Since Thursday is the two month mark of the MLB season, which began in Australia when the Dodgers opened up against the Diamondbacks, amNewYork thought it would be fun to revisit the free agent acquisitions made by the New York teams.

Masahiro Tanaka, Yankees, Seven years, $155 million

Even though Tanaka lost for the first time on Tuesday since August 2012 -- in Japan -- he is still by far the ace of the staff. Now 6-1 with a 2.39 ERA and on pace for more than 200 strikeouts, Tanaka is everything the Yankees could have hoped for and then some. In the wake of injuries to CC Sabathia, Michael Pineda and Ivan Nova, Tanaka now has to be the guy to carry this team to the playoffs.

Curtis Granderson, Mets, Four years, $60 million

The Grandy Man sorely misses hitting in Yankee Stadium. In fact, of his six home runs this season, two were hit in the Bronx during the Subway Series. Granderson, who is hitting just .205, is drawing comparisons to former Mets bust Jason Bay.

Carlos Beltran, Yankees, Three years, $45 million

Beltran's first year in the Bronx is turning out to be reminiscent of his years in Queens, where he spent a good portion of his time on the disabled list. The 37-year-old right fielder landed on the DL due to a bone spur in his right elbow which may require surgery. When healthy, Beltran hit an underwhelming .234 with five home runs and 15 RBIs in 33 games.

Bartolo Colon, Mets, Two years, $20 million

Colon was supposed to be a front of the rotation starter who would fill the void for ace Matt Harvey, who is rehabbing from Tommy John surgery and will not pitch until August at the earliest. Instead, Colon has been the Mets' worst starter, allowing the most earned runs in the NL entering Wednesday's games, to the tune of a 5.34 ERA. The 40-year-old hasn't been fooling anyone, as opposing batters are hitting .300 against him.

Jacoby Ellsbury, Yankees, Seven years, $153 million

The new center fielder started off red hot, but has found himself in a huge slump of late. Through May 3, Ellsbury was batting .346 with one home run and 14 RBIs, but has hit .127 with no homers or RBIs since. He has stolen just one base in that time frame, compared to 10 before. He should straighten it out as long as he can stay healthy, as he is a career .296 hitter.
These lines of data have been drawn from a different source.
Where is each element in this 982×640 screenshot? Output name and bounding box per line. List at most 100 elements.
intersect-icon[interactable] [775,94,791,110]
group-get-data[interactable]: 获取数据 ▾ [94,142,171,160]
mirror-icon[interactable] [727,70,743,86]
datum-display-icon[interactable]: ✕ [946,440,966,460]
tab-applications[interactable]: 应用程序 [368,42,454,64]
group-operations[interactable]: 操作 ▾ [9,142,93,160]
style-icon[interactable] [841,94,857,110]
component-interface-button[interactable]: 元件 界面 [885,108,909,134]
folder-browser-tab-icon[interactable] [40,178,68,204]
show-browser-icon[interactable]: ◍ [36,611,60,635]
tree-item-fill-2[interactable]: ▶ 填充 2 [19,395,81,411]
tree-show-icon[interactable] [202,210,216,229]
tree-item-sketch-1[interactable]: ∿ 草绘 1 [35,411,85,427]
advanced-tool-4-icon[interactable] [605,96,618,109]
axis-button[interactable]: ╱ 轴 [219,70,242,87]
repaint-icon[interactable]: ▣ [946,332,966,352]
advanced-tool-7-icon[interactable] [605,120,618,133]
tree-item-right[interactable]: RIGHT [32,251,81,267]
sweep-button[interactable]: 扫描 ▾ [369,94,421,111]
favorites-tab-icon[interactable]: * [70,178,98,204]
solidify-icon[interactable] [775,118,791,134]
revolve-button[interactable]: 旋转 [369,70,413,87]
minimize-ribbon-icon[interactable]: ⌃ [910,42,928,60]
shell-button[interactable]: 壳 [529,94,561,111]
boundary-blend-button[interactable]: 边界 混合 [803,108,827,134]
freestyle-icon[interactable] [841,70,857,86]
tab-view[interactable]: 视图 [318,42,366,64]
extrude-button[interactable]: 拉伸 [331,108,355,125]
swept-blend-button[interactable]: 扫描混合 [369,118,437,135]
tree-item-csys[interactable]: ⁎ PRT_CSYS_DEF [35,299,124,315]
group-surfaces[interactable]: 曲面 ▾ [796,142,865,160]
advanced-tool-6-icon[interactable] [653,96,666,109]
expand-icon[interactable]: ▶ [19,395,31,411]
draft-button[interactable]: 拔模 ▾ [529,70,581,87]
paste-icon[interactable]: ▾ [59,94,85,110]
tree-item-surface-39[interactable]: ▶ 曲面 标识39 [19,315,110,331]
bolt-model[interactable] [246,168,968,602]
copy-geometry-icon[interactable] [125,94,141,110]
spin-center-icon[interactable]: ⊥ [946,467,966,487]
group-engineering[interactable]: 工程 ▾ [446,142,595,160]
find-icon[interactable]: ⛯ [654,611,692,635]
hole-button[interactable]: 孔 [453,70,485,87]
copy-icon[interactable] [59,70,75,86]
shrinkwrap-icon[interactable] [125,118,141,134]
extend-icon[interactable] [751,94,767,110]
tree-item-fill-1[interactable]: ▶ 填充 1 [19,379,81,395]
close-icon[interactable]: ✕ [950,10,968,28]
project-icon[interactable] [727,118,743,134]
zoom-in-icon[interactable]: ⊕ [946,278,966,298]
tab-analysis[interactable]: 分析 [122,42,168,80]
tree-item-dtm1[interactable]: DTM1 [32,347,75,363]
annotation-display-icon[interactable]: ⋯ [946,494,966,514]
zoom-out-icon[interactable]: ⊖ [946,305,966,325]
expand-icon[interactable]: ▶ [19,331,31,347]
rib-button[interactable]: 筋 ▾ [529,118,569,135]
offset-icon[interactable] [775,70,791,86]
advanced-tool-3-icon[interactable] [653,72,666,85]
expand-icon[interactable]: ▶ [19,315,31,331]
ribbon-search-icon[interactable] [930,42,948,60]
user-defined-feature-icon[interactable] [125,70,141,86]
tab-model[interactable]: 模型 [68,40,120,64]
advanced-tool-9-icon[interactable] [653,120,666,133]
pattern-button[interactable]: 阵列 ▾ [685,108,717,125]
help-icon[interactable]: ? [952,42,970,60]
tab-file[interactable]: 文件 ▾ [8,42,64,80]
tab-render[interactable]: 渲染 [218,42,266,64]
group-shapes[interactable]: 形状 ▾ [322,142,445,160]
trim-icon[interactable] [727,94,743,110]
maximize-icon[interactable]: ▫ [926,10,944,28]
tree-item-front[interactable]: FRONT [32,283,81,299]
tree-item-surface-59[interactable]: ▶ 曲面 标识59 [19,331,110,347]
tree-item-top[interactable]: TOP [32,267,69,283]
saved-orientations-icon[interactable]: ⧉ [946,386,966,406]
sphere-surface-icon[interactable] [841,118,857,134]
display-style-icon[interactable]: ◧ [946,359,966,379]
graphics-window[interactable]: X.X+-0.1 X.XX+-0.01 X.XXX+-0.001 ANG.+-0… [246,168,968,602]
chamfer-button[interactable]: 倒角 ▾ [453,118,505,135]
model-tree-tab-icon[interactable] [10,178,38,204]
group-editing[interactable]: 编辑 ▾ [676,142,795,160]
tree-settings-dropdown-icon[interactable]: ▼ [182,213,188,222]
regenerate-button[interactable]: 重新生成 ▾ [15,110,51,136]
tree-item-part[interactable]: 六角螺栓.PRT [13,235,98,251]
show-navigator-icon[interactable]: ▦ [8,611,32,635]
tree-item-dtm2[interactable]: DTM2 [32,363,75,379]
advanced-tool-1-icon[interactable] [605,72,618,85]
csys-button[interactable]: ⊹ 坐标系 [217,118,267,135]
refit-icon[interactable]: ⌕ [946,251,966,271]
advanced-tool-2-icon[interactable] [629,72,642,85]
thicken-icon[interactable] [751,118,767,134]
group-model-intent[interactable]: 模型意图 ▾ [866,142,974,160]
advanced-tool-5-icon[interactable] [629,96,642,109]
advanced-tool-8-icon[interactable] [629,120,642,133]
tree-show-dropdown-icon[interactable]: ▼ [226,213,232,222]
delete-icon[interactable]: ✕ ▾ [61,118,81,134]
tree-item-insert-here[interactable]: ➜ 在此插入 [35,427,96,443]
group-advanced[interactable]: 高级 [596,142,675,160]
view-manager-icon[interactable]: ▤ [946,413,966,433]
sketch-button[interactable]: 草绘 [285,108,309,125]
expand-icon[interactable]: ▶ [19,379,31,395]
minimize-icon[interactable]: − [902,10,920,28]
Brian McCann, Yankees, Five years, $85 million

McCann, the declining and overpaid backstop, has not lived up to expectations thus far with the Bombers, hitting just .224 with six home runs and 21 RBIs. Even worse is his .274 on-base percentage, as he has drawn just seven walks all year. His 5.7% walk rate is a career-low.

Chris Young, Mets, One year, $7.25 million

For $775,000 more, the Mets could have had Nelson Cruz, who is second in baseball with 13 HR. Instead, they have Young, who is hitting .212 with three homers and 11 RBIs.